Leaf browning on red oak caused by the vein pocket gall.

Last week I got called to look at a tree that supposedly was turning brown from a tiny gall-making fly called Macrodiplosis quercusoruca, or vein pocket gall fly. I was skeptical that the leaf tissue death (necrosis) I saw on a small sample was caused by the insect.  I have seen leaves disfigured and trees thinned by vein pocket gall, but had never seen a tree so heavily infested that the canopy was turned brown.

When I saw the tree I was convinced.  Most of the leaves in the lower canopy were browning and damage from the fly seemed to go up into the upper reaches of the tree.

Galls are visible, cancer-like growths on plant parts.  Their exact causes are not fully understood, but are thought to be the result of factors in the saliva of the insects or mites that feed or lay eggs on the plant.  These saliva factors (or even just the mechanical injuries caused by the insects) appear to result in abnormal overproduction of normal plant growth hormones. These plant hormones, in turn, result in these plant growths we call galls.

Vein pocket galls on the underside of southern red oak leaves, Quercus schumardii.

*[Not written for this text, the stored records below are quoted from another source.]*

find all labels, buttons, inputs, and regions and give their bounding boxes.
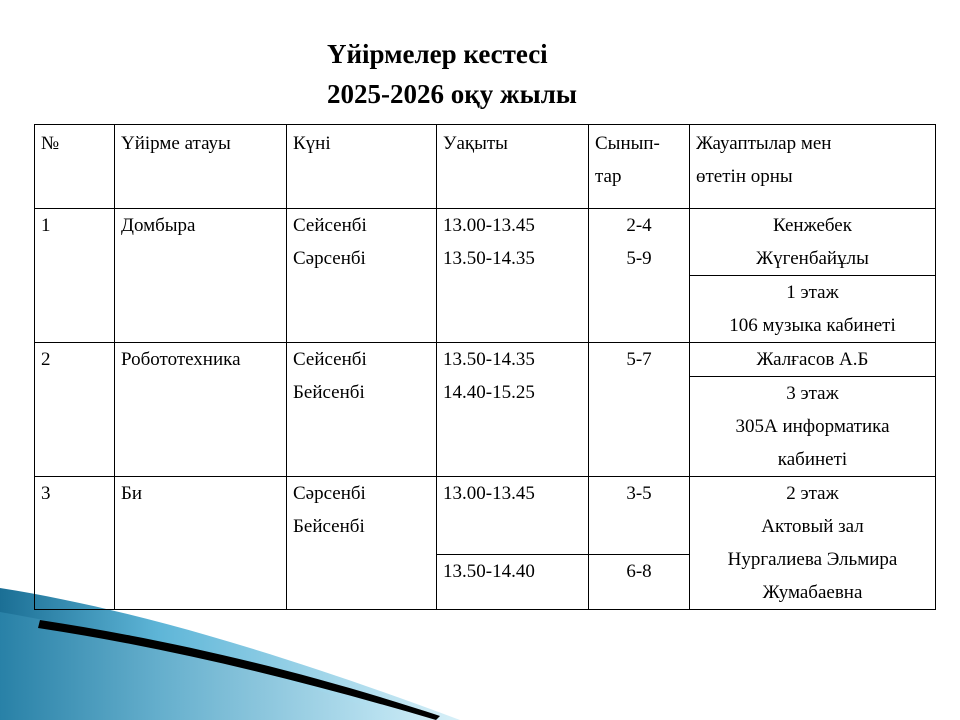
row-3-info-line-1: 2 этаж: [786, 483, 839, 504]
row-2-days: [287, 343, 437, 477]
header-responsible-line-1: Жауаптылар мен: [696, 133, 832, 154]
row-2-day-1: Сейсенбі: [293, 349, 367, 370]
row-2-time-1: 13.50-14.35: [443, 349, 535, 370]
row-3-class-2: 6-8: [589, 555, 690, 610]
row-2-name: Робототехника: [115, 343, 287, 477]
row-1-day-1: Сейсенбі: [293, 215, 367, 236]
row-2-teacher-line-1: Жалғасов А.Б: [756, 349, 869, 370]
title-line-2: 2025-2026 оқу жылы: [327, 79, 577, 109]
row-1-time-1: 13.00-13.45: [443, 215, 535, 236]
row-2-day-2: Бейсенбі: [293, 382, 365, 403]
row-2-times: [437, 343, 589, 477]
header-responsible: [690, 125, 936, 209]
row-1-place: [690, 276, 936, 343]
row-1-num: 1: [35, 209, 115, 343]
row-1-name: Домбыра: [115, 209, 287, 343]
row-3-days: [287, 477, 437, 610]
row-1-teacher: [690, 209, 936, 276]
page-title: [327, 34, 577, 114]
header-responsible-line-2: өтетін орны: [696, 166, 793, 187]
row-1-class-2: 5-9: [626, 248, 652, 269]
row-3-time-2: 13.50-14.40: [437, 555, 589, 610]
header-name: Үйірме атауы: [115, 125, 287, 209]
row-1-day-2: Сәрсенбі: [293, 248, 366, 269]
header-day: Күні: [287, 125, 437, 209]
title-line-1: Үйірмелер кестесі: [327, 39, 548, 69]
table-row: [35, 343, 936, 377]
row-3-name: Би: [115, 477, 287, 610]
header-classes: [589, 125, 690, 209]
row-3-num: 3: [35, 477, 115, 610]
row-3-info-line-4: Жумабаевна: [762, 582, 863, 603]
row-2-teacher: [690, 343, 936, 377]
row-3-info-line-3: Нургалиева Эльмира: [727, 549, 898, 570]
row-1-teacher-line-1: Кенжебек: [773, 215, 852, 236]
row-3-time-1: 13.00-13.45: [437, 477, 589, 555]
row-3-day-2: Бейсенбі: [293, 516, 365, 537]
header-classes-line-1: Сынып-: [595, 133, 660, 154]
row-3-day-1: Сәрсенбі: [293, 483, 366, 504]
row-2-place-line-3: кабинеті: [777, 449, 848, 470]
header-num: №: [35, 125, 115, 209]
row-2-classes: [589, 343, 690, 477]
header-time: Уақыты: [437, 125, 589, 209]
row-3-info: [690, 477, 936, 610]
row-1-place-line-1: 1 этаж: [786, 282, 839, 303]
row-1-class-1: 2-4: [626, 215, 652, 236]
row-2-place-line-1: 3 этаж: [786, 383, 839, 404]
row-2-num: 2: [35, 343, 115, 477]
row-2-time-2: 14.40-15.25: [443, 382, 535, 403]
row-1-times: [437, 209, 589, 343]
row-1-days: [287, 209, 437, 343]
row-2-place-line-2: 305А информатика: [735, 416, 890, 437]
row-2-place: [690, 377, 936, 477]
row-2-class-1: 5-7: [626, 349, 652, 370]
row-1-classes: [589, 209, 690, 343]
table-row: [35, 477, 936, 555]
row-1-place-line-2: 106 музыка кабинеті: [729, 315, 896, 336]
table-row: [35, 209, 936, 276]
row-3-class-1: 3-5: [589, 477, 690, 555]
row-1-time-2: 13.50-14.35: [443, 248, 535, 269]
row-3-info-line-2: Актовый зал: [761, 516, 864, 537]
schedule-table: [34, 124, 936, 610]
row-1-teacher-line-2: Жүгенбайұлы: [756, 248, 869, 269]
header-classes-line-2: тар: [595, 166, 622, 187]
header-row: [35, 125, 936, 209]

Vein pocket galls on the underside of southern red oak leaves, Quercus schumardii. Note the beginning of leaf browning (necrosis) in some of these leaves.

The vein pocket gall fly lays its eggs on the underside of emerging oak leaves in the spring.  As the larva hatches and begins to feed, cells in and along the veins begin to go into hyper-drive and form dense, crinkly ridges along the veins.

Like all galls, growth takes place when the leave or stems are actively growing.  Once a leaf is fully formed, no further gall growth usually takes place, and no new galls are formed.

If you see these or other galls on your oak trees, there is really nothing that can be done about them.  Once a gall is formed, even systemic insecticides are ineffective to kill the insect.  In most cases, fortunately, galls are not considered damaging to trees, and by the time galls are noticed they generally don’t get any worse.

I don’t know what the fate of this oak tree will be next year, but I’m hoping it will be much less affected than it was this summer.

Control of galls is possible, but difficult, with insecticides.  The insecticide must be applied at the time of adult egg-laying in the spring, or in the case of systemic insecticides, prior to egg-laying so that newly hatched larvae encounter the insecticide.  In any case, there is little research on the impacts of either pesticides on galls or the impacts of galls on trees.  I am consoled by the fact that galls and trees have had a long association, and tree death by gall must be very rare–or else more would be known about these unusual, intriguing insects.